For instance, stricter regulations will be imposed on the financial industry. This is the consequence of one of the central findings obtained during the crisis: the partial failure of the self-regulatory system in the financial markets. Initiated by the G20 countries, a new financial market architecture is underway: new structures in banking supervision, higher transparency and reporting requirements and particularly stricter equity capital requirements will change the financial system in the long term and will no doubt limit the freedom and scope of action of the financial industry.
These changes are one of the reasons why we are currently experiencing a new type of tension: on the one hand, policy makers, but also clients, urge banks to fully maintain their loan commitment in times of crisis. On the other hand, the new regulations and higher equity capital requirements massively restrict the banks’ ability to extend loans. At the same time, due to the partly hamstrung capital markets, risk transfer through securitization continues to be limited, even though significant improvements have been observed over the past few months.
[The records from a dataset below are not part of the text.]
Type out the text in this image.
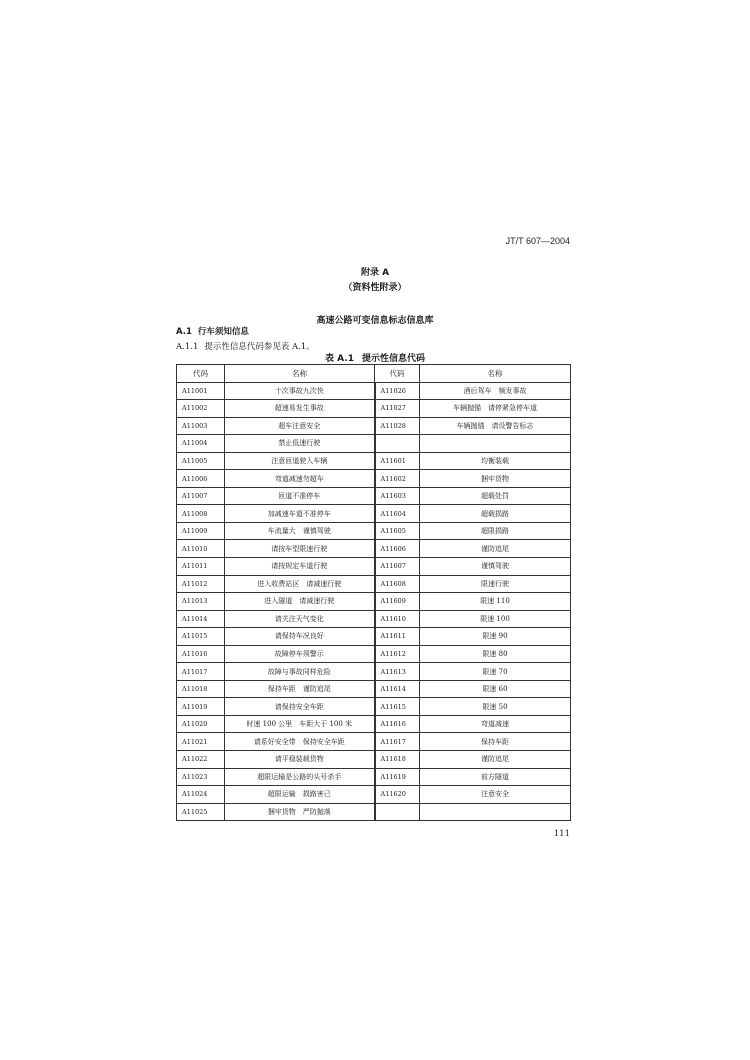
JT/T 607—2004
附录 A
（资料性附录）
高速公路可变信息标志信息库
A.1 行车须知信息
A.1.1 提示性信息代码参见表 A.1。
表 A.1 提示性信息代码
代码	名称	代码	名称
A11001	十次事故九次快	A11026	酒后驾车　频发事故
A11002	超速易发生事故	A11027	车辆抛锚　请停紧急停车道
A11003	超车注意安全	A11028	车辆抛锚　请设警告标志
A11004	禁止低速行驶		
A11005	注意匝道驶入车辆	A11601	均衡装载
A11006	弯道减速勿超车	A11602	捆牢货物
A11007	匝道不准停车	A11603	超载处罚
A11008	加减速车道不准停车	A11604	超载损路
A11009	车流量大　谨慎驾驶	A11605	超限损路
A11010	请按车型限速行驶	A11606	谨防追尾
A11011	请按规定车道行驶	A11607	谨慎驾驶
A11012	进入收费站区　请减速行驶	A11608	限速行驶
A11013	进入隧道　请减速行驶	A11609	限速 110
A11014	请关注天气变化	A11610	限速 100
A11015	请保持车况良好	A11611	限速 90
A11016	故障停车须警示	A11612	限速 80
A11017	故障与事故同样危险	A11613	限速 70
A11018	保持车距　谨防追尾	A11614	限速 60
A11019	请保持安全车距	A11615	限速 50
A11020	时速 100 公里　车距大于 100 米	A11616	弯道减速
A11021	请系好安全带　保持安全车距	A11617	保持车距
A11022	请平稳装载货物	A11618	谨防追尾
A11023	超限运输是公路的头号杀手	A11619	前方隧道
A11024	超限运输　损路害己	A11620	注意安全
A11025	捆牢货物　严防抛落		
111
The financial centre of Munich is required to take action to stem this trend. To tackle these issues, “Mittelstandspakt Bayern”, a Bavarian government initiative for medium-sized companies, was set up in the summer of 2009. It is a pact where policy, business associations and the banking sector closely collaborate to create a favourable environment for medium-sized businesses to operate successfully and secure their jobs. In concrete terms, this means: taking coordinated action to strengthen the essence of firms, opening up new perspectives for future-oriented business activities, and addressing the necessary structural change early on. In addition, in a joint effort with the participation of HypoVereinsbank, guidelines were developed and implemented to make sure that sufficient loans are made available to Bavarian businesses.
These initiatives, too, are part of the set of actions which helps to win back the trust in the integrity of the financial sector, because the loss of confidence in the banking system, which hits the financial centre of Munich just as much as all financial centres, is one of the most serious consequences of the crisis. To be successful in the long term, the relationship of trust with clients and society at large must be restored completely. The stakeholders in the financial centre of Munich are already busy working on creating the appropriate conditions. Business concepts are adjusted to meet sustainability principles, and many companies have radically changed their culture towards long-term goals. The experience gained and lessons learned during the crisis are also reflected in new corporate rules.
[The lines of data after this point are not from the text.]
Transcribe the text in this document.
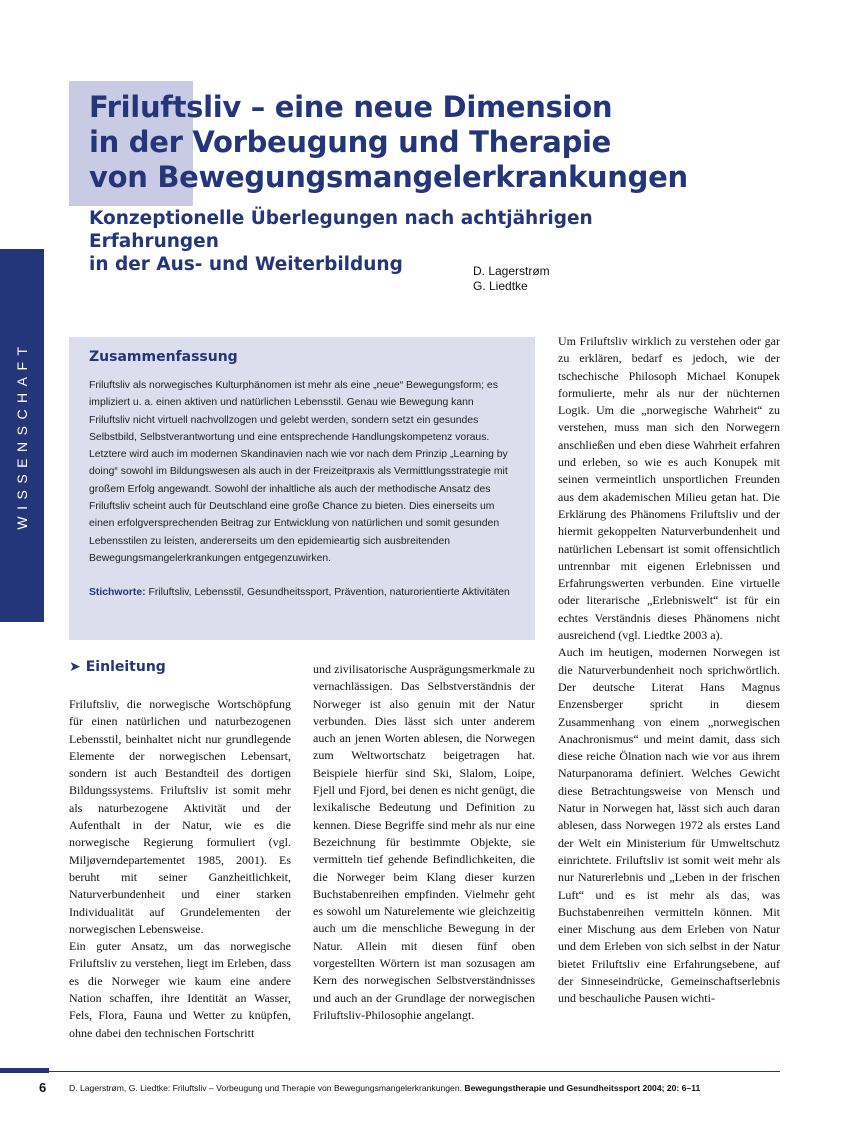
Friluftsliv – eine neue Dimension
in der Vorbeugung und Therapie
von Bewegungsmangelerkrankungen
Konzeptionelle Überlegungen nach achtjährigen Erfahrungen
in der Aus- und Weiterbildung	D. Lagerstrøm
G. Liedtke
WISSENSCHAFT	Zusammenfassung

Friluftsliv als norwegisches Kulturphänomen ist mehr als eine „neue“ Bewegungsform; es impliziert u. a. einen aktiven und natürlichen Lebensstil. Genau wie Bewegung kann Friluftsliv nicht virtuell nachvollzogen und gelebt werden, sondern setzt ein gesundes Selbstbild, Selbstverantwortung und eine entsprechende Handlungskompetenz voraus. Letztere wird auch im modernen Skandinavien nach wie vor nach dem Prinzip „Learning by doing“ sowohl im Bildungswesen als auch in der Freizeitpraxis als Vermittlungsstrategie mit großem Erfolg angewandt. Sowohl der inhaltliche als auch der methodische Ansatz des Friluftsliv scheint auch für Deutschland eine große Chance zu bieten. Dies einerseits um einen erfolgversprechenden Beitrag zur Entwicklung von natürlichen und somit gesunden Lebensstilen zu leisten, andererseits um den epidemieartig sich ausbreitenden Bewegungsmangelerkrankungen entgegenzuwirken.

Stichworte: Friluftsliv, Lebensstil, Gesundheitssport, Prävention, naturorientierte Aktivitäten

➤ Einleitung

Friluftsliv, die norwegische Wortschöpfung für einen natürlichen und naturbezogenen Lebensstil, beinhaltet nicht nur grundlegende Elemente der norwegischen Lebensart, sondern ist auch Bestandteil des dortigen Bildungssystems. Friluftsliv ist somit mehr als naturbezogene Aktivität und der Aufenthalt in der Natur, wie es die norwegische Regierung formuliert (vgl. Miljøverndepartementet 1985, 2001). Es beruht mit seiner Ganzheitlichkeit, Naturverbundenheit und einer starken Individualität auf Grundelementen der norwegischen Lebensweise.

Ein guter Ansatz, um das norwegische Friluftsliv zu verstehen, liegt im Erleben, dass es die Norweger wie kaum eine andere Nation schaffen, ihre Identität an Wasser, Fels, Flora, Fauna und Wetter zu knüpfen, ohne dabei den technischen Fortschritt

und zivilisatorische Ausprägungsmerkmale zu vernachlässigen. Das Selbstverständnis der Norweger ist also genuin mit der Natur verbunden. Dies lässt sich unter anderem auch an jenen Worten ablesen, die Norwegen zum Weltwortschatz beigetragen hat. Beispiele hierfür sind Ski, Slalom, Loipe, Fjell und Fjord, bei denen es nicht genügt, die lexikalische Bedeutung und Definition zu kennen. Diese Begriffe sind mehr als nur eine Bezeichnung für bestimmte Objekte, sie vermitteln tief gehende Befindlichkeiten, die die Norweger beim Klang dieser kurzen Buchstabenreihen empfinden. Vielmehr geht es sowohl um Naturelemente wie gleichzeitig auch um die menschliche Bewegung in der Natur. Allein mit diesen fünf oben vorgestellten Wörtern ist man sozusagen am Kern des norwegischen Selbstverständnisses und auch an der Grundlage der norwegischen Friluftsliv-Philosophie angelangt.

Um Friluftsliv wirklich zu verstehen oder gar zu erklären, bedarf es jedoch, wie der tschechische Philosoph Michael Konupek formulierte, mehr als nur der nüchternen Logik. Um die „norwegische Wahrheit“ zu verstehen, muss man sich den Norwegern anschließen und eben diese Wahrheit erfahren und erleben, so wie es auch Konupek mit seinen vermeintlich unsportlichen Freunden aus dem akademischen Milieu getan hat. Die Erklärung des Phänomens Friluftsliv und der hiermit gekoppelten Naturverbundenheit und natürlichen Lebensart ist somit offensichtlich untrennbar mit eigenen Erlebnissen und Erfahrungswerten verbunden. Eine virtuelle oder literarische „Erlebniswelt“ ist für ein echtes Verständnis dieses Phänomens nicht ausreichend (vgl. Liedtke 2003 a).

Auch im heutigen, modernen Norwegen ist die Naturverbundenheit noch sprichwörtlich. Der deutsche Literat Hans Magnus Enzensberger spricht in diesem Zusammenhang von einem „norwegischen Anachronismus“ und meint damit, dass sich diese reiche Ölnation nach wie vor aus ihrem Naturpanorama definiert. Welches Gewicht diese Betrachtungsweise von Mensch und Natur in Norwegen hat, lässt sich auch daran ablesen, dass Norwegen 1972 als erstes Land der Welt ein Ministerium für Umweltschutz einrichtete. Friluftsliv ist somit weit mehr als nur Naturerlebnis und „Leben in der frischen Luft“ und es ist mehr als das, was Buchstabenreihen vermitteln können. Mit einer Mischung aus dem Erleben von Natur und dem Erleben von sich selbst in der Natur bietet Friluftsliv eine Erfahrungsebene, auf der Sinneseindrücke, Gemeinschaftserlebnis und beschauliche Pausen wichti-

6	D. Lagerstrøm, G. Liedtke: Friluftsliv – Vorbeugung und Therapie von Bewegungsmangelerkrankungen. Bewegungstherapie und Gesundheitssport 2004; 20: 6–11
This will make it possible to restore the partly damaged relationships with clients. Sustainability and a long-term orientation towards the future are the key words that are currently given priority in the financial centre of Munich and the joint concern of all people involved. The financial centre has accepted the challenge. It will continue to be an innovative and efficient financial centre, which offers convincing financing solutions for local companies.
The author has been working for UniCredit Group since 2007, in 2009 he became Spokesman of the Management Board of HypoVereinsbank and, in his function as Country Chairman Germany, a member of the Management Committee of UniCredit Group. After studying in Tübingen and St. Gallen and receiving a doctorate from the University of Bonn, he worked for McKinsey, Bain & Company and Goldman Sachs.